A pareto Score's compareTo method is not transitive because it does a pareto comparison. For example: having two apples is greater than one apple. One apple is equal to one orange. Yet, two apples are not greater than one orange (but actually equal). Pareto comparison violates the contract of the interface java.lang.Comparable's compareTo method, but Planner’s systems are pareto comparison safe, unless explicitly stated otherwise in this documentation.

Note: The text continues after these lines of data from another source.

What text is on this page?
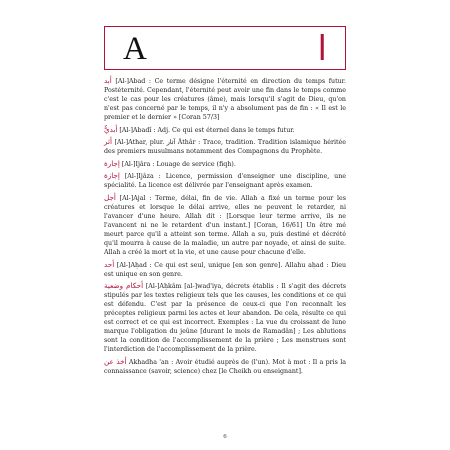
A	ا

أبد [Al-]Abad : Ce terme désigne l'éternité en direction du temps futur. Postéternité. Cependant, l'éternité peut avoir une fin dans le temps comme c'est le cas pour les créatures (âme), mais lorsqu'il s'agit de Dieu, qu'on n'est pas concerné par le temps, il n'y a absolument pas de fin : « Il est le premier et le dernier » [Coran 57/3]

أبديٌّ [Al-]Abadî : Adj. Ce qui est éternel dans le temps futur.

أثر [Al-]Athar, plur. آثار Âthâr : Trace, tradition. Tradition islamique héritée des premiers musulmans notamment des Compagnons du Prophète.

إجارة [Al-]Ijâra : Louage de service (fiqh).

إجازة [Al-]Ijâza : Licence, permission d'enseigner une discipline, une spécialité. La licence est délivrée par l'enseignant après examen.

أجل [Al-]Ajal : Terme, délai, fin de vie. Allah a fixé un terme pour les créatures et lorsque le délai arrive, elles ne peuvent le retarder, ni l'avancer d'une heure. Allah dit : [Lorsque leur terme arrive, ils ne l'avancent ni ne le retardent d'un instant.] [Coran, 16/61] Un être mé meurt parce qu'il a atteint son terme. Allah a su, puis destiné et décrété qu'il mourra à cause de la maladie, un autre par noyade, et ainsi de suite. Allah a créé la mort et la vie, et une cause pour chacune d'elle.

أحد [Al-]Aḥad : Ce qui est seul, unique [en son genre]. Allahu aḥad : Dieu est unique en son genre.

أحكام وضعية [Al-]Aḥkâm [al-]waḍ'iya, décrets établis : Il s'agit des décrets stipulés par les textes religieux tels que les causes, les conditions et ce qui est défendu. C'est par la présence de ceux-ci que l'on reconnaît les préceptes religieux parmi les actes et leur abandon. De cela, résulte ce qui est correct et ce qui est incorrect. Exemples : La vue du croissant de lune marque l'obligation du jeûne [durant le mois de Ramadân] ; Les ablutions sont la condition de l'accomplissement de la prière ; Les menstrues sont l'interdiction de l'accomplissement de la prière.

أخذ عن Akhadha 'an : Avoir étudié auprès de (l'un). Mot à mot : Il a pris la connaissance (savoir, science) chez [le Cheikh ou enseignant].

6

5.1.6. Combining Score Techniques

All the score techniques mentioned above, can be combined seamlessly:

scoreComposition

5.1.7. Score interface

A score is represented by the Score interface, which naturally extends Comparable:

public interface Score<...> extends Comparable<...> {
    ...
}

The Score implementation to use depends on your use case. Your score might not efficiently fit in a single long value. Planner has several built-in Score implementations, but you can implement a custom Score too. Most use cases tend to use the built-in HardSoftScore.

scoreClassDiagram

The Score implementation (for example HardSoftScore) must be the same throughout a Solver runtime. The Score implementation is configured in the solver configuration as a ScoreDefinition:

  <scoreDirectorFactory>
    <scoreDefinitionType>HARD_SOFT</scoreDefinitionType>
    ...
  </scoreDirectorFactory>

5.1.8. Avoid Floating Point Numbers in Score Calculation

Avoid the use of float and double for score calculation. Use BigDecimal instead.

Floating point numbers (float and double) cannot represent a decimal number correctly. For example: a double cannot hold the value 0.05 correctly. Instead, it holds the nearest representable value. Arithmetic (including addition and subtraction) with floating point numbers, especially for planning problems, leads to incorrect decisions:

scoreWeightType

Additionally, floating point number addition is not associative:

System.out.println( ((0.01 + 0.02) + 0.03) == (0.01 + (0.02 + 0.03)) ); // returns false

This leads to score corruption.

Decimal numbers (BigDecimal) have none of these problems.

Note

BigDecimal arithmetic is considerably slower than int, long or double arithmetic. In experiments we have seen the average calculation count get divided by 5.

Therefore, in some cases, it can be worthwhile to multiply all numbers for a single score weight by a plural of ten (for example 1000), so the score weight fits in an int or long.